Cody’s novel follows teenagers Wade (the local sports hero), Lorna (a bright and independent young woman) and Jesse (the new Native American boy in town) as they bond and try desperately to move beyond their small town lives in the fictional town of Calamus, Ore.
Noe’s “Something to Hold” features a young woman named Kitty and is based on her own experiences growing up as one of the only white girls on the reservation.
Many events are scheduled in March and April, with the kick-offs set for March 3, 2-4 p.m., at the main library and March 5, 5-7 p.m., at the Cascade Locks and Parkdale branches. Robin Cody is expected to attend the March 3 event.
Copies of the books will be available for free at all the kick-offs and, as long as supplies last, at all three libraries afterward. They will also be available for check-out and for sale from Waucoma Bookstore.
The next big event will be a panel discussion on the current status of fish and fishing in the Columbia River and its tributaries, set for 2 p.m. on Sunday, March 10, in the main library. Experts on intertribal fisheries, the hatcheries, the watershed, the environment, and other relevant subjects are expected to participate.

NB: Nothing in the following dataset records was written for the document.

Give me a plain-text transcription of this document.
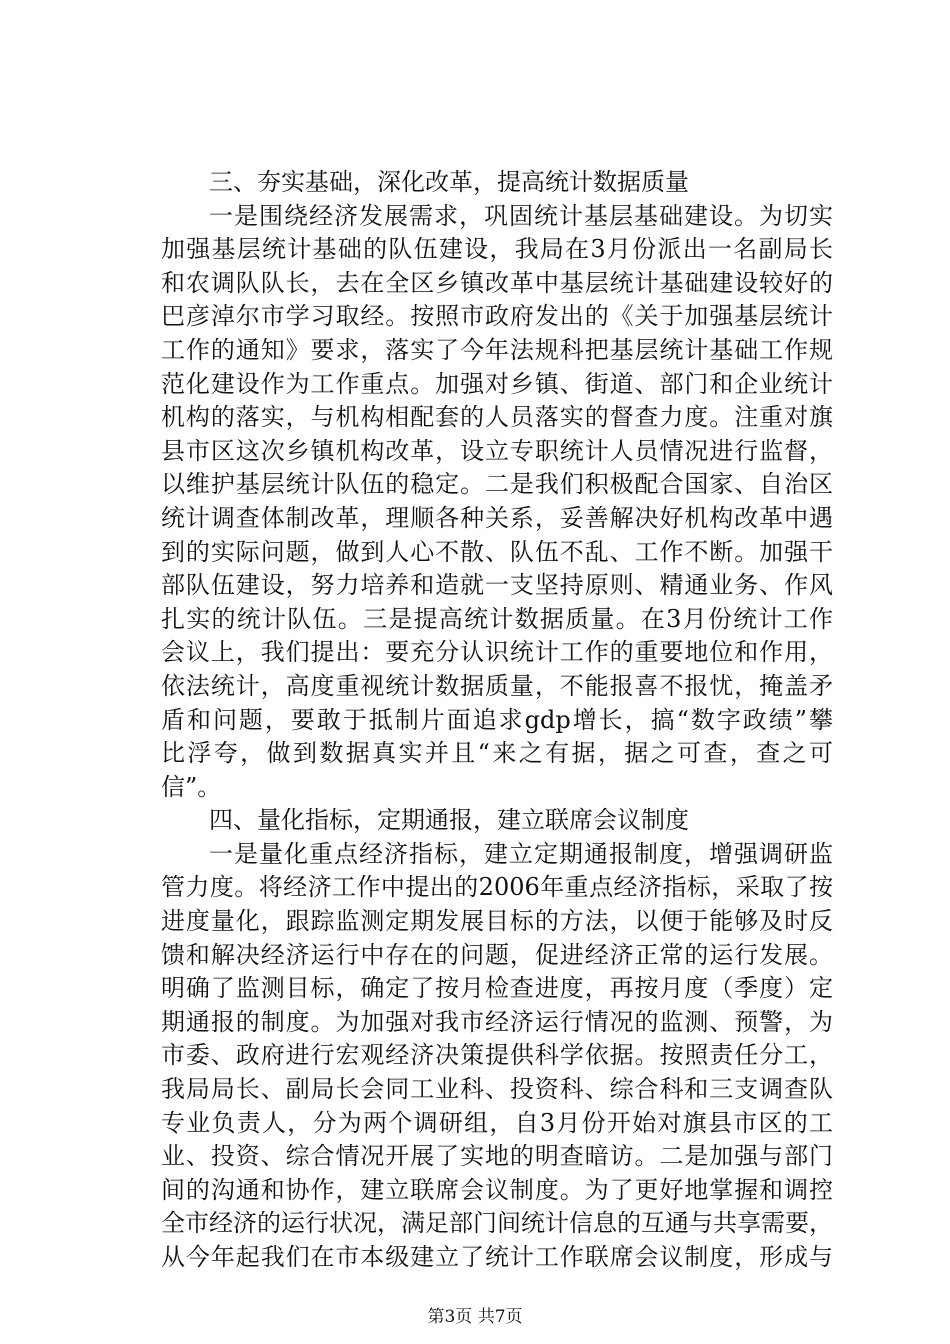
三、夯实基础，深化改革，提高统计数据质量
一是围绕经济发展需求，巩固统计基层基础建设。为切实
加强基层统计基础的队伍建设，我局在3月份派出一名副局长
和农调队队长，去在全区乡镇改革中基层统计基础建设较好的
巴彦淖尔市学习取经。按照市政府发出的《关于加强基层统计
工作的通知》要求，落实了今年法规科把基层统计基础工作规
范化建设作为工作重点。加强对乡镇、街道、部门和企业统计
机构的落实，与机构相配套的人员落实的督查力度。注重对旗
县市区这次乡镇机构改革，设立专职统计人员情况进行监督，
以维护基层统计队伍的稳定。二是我们积极配合国家、自治区
统计调查体制改革，理顺各种关系，妥善解决好机构改革中遇
到的实际问题，做到人心不散、队伍不乱、工作不断。加强干
部队伍建设，努力培养和造就一支坚持原则、精通业务、作风
扎实的统计队伍。三是提高统计数据质量。在3月份统计工作
会议上，我们提出：要充分认识统计工作的重要地位和作用，
依法统计，高度重视统计数据质量，不能报喜不报忧，掩盖矛
盾和问题，要敢于抵制片面追求gdp增长，搞“数字政绩”攀
比浮夸，做到数据真实并且“来之有据，据之可查，查之可
信”。
四、量化指标，定期通报，建立联席会议制度
一是量化重点经济指标，建立定期通报制度，增强调研监
管力度。将经济工作中提出的2006年重点经济指标，采取了按
进度量化，跟踪监测定期发展目标的方法，以便于能够及时反
馈和解决经济运行中存在的问题，促进经济正常的运行发展。
明确了监测目标，确定了按月检查进度，再按月度（季度）定
期通报的制度。为加强对我市经济运行情况的监测、预警，为
市委、政府进行宏观经济决策提供科学依据。按照责任分工，
我局局长、副局长会同工业科、投资科、综合科和三支调查队
专业负责人，分为两个调研组，自3月份开始对旗县市区的工
业、投资、综合情况开展了实地的明查暗访。二是加强与部门
间的沟通和协作，建立联席会议制度。为了更好地掌握和调控
全市经济的运行状况，满足部门间统计信息的互通与共享需要，
从今年起我们在市本级建立了统计工作联席会议制度，形成与
第3页 共7页
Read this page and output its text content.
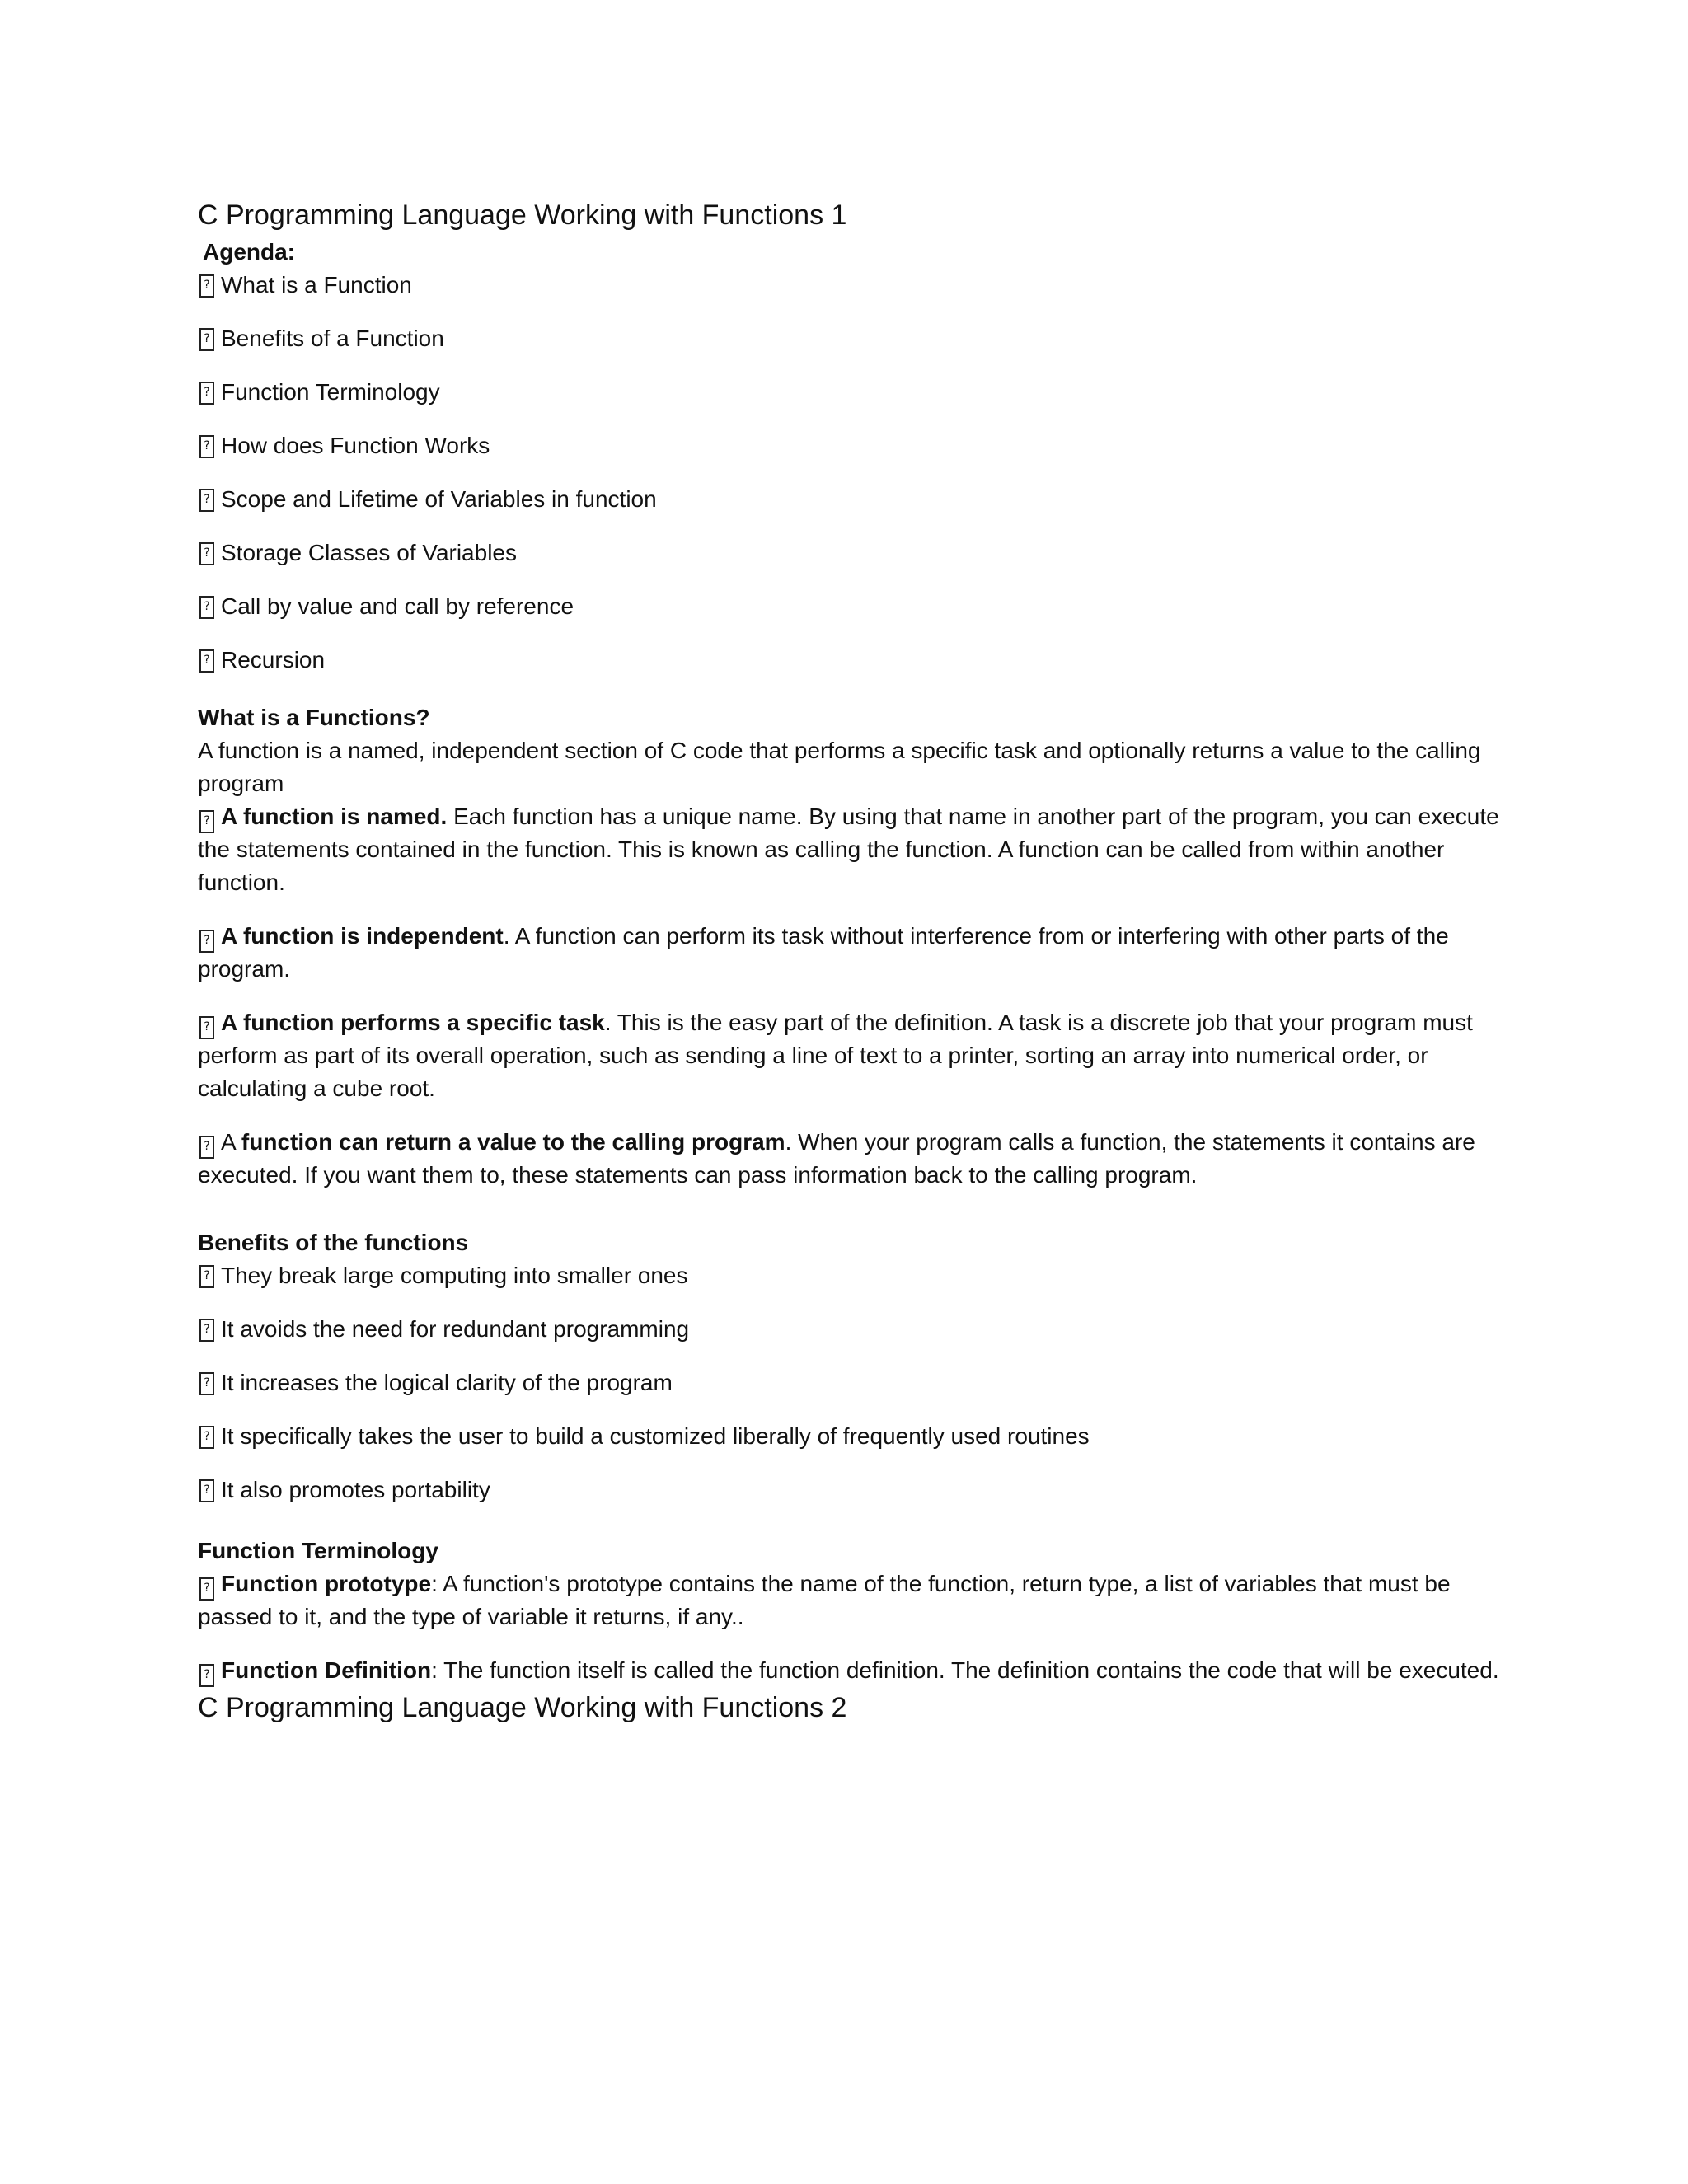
C Programming Language Working with Functions 1
Agenda:
? What is a Function
? Benefits of a Function
? Function Terminology
? How does Function Works
? Scope and Lifetime of Variables in function
? Storage Classes of Variables
? Call by value and call by reference
? Recursion
What is a Functions?
A function is a named, independent section of C code that performs a specific task and optionally returns a value to the calling program
? A function is named. Each function has a unique name. By using that name in another part of the program, you can execute the statements contained in the function. This is known as calling the function. A function can be called from within another function.
? A function is independent. A function can perform its task without interference from or interfering with other parts of the program.
? A function performs a specific task. This is the easy part of the definition. A task is a discrete job that your program must perform as part of its overall operation, such as sending a line of text to a printer, sorting an array into numerical order, or calculating a cube root.
? A function can return a value to the calling program. When your program calls a function, the statements it contains are executed. If you want them to, these statements can pass information back to the calling program.
Benefits of the functions
? They break large computing into smaller ones
? It avoids the need for redundant programming
? It increases the logical clarity of the program
? It specifically takes the user to build a customized liberally of frequently used routines
? It also promotes portability
Function Terminology
? Function prototype: A function's prototype contains the name of the function, return type, a list of variables that must be passed to it, and the type of variable it returns, if any..
? Function Definition: The function itself is called the function definition. The definition contains the code that will be executed.
C Programming Language Working with Functions 2
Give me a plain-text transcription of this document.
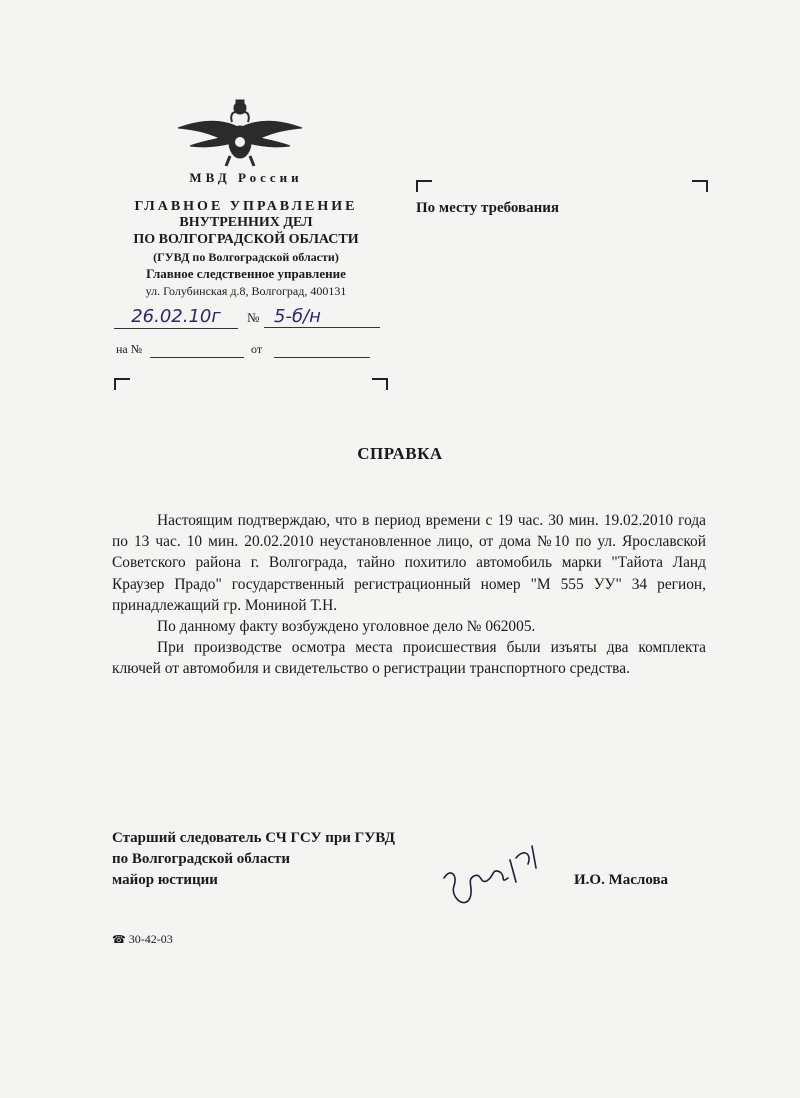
МВД России
ГЛАВНОЕ УПРАВЛЕНИЕ
ВНУТРЕННИХ ДЕЛ
ПО ВОЛГОГРАДСКОЙ ОБЛАСТИ
(ГУВД по Волгоградской области)
Главное следственное управление
ул. Голубинская д.8, Волгоград, 400131
26.02.10г	№ 5-б/н
на №	от
По месту требования
СПРАВКА

Настоящим подтверждаю, что в период времени с 19 час. 30 мин. 19.02.2010 года по 13 час. 10 мин. 20.02.2010 неустановленное лицо, от дома №10 по ул. Ярославской Советского района г. Волгограда, тайно похитило автомобиль марки "Тайота Ланд Краузер Прадо" государственный регистрационный номер "М 555 УУ" 34 регион, принадлежащий гр. Мониной Т.Н.

По данному факту возбуждено уголовное дело № 062005.

При производстве осмотра места происшествия были изъяты два комплекта ключей от автомобиля и свидетельство о регистрации транспортного средства.

Старший следователь СЧ ГСУ при ГУВД
по Волгоградской области
майор юстиции	И.О. Маслова
☎ 30-42-03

Further events scheduled so far include an Oregon Humanities Chautauqua Conversation featuring Courtney Campbell and Lani Roberts, Native American storytellers visiting to present “Native American Perspective: Story and Sense of Place,” and of course the series of events concludes with visits and presentations from the two authors, Robin Cody and Katherine Schlick Noe.
Watch the Hood River News and the library district’s website for further details. All the events are open to the public and free.
The purpose of Hood River County Reads is not only to encourage reading but to encourage readers of all ages to come together to experience and discuss books representing the diversity of Hood River County.
Books from previous years have included “Bat 6,” by Virginia Euwer Wolff, “River Song,” by Craig Lesley, “Stubborn Twig,” by Lauren Kessler, “Hearts of Horses,” by Molly Gloss, and “The Circuit,” by Francisco Jimenez. This month there will be a display in the main library of all these books.
Family Movie Night concludes March 2 with “The Secret of Arriety”.
The film starts at 5:30 p.m. Pretzels and apples are served and one copy of the featured book will be given away at each movie.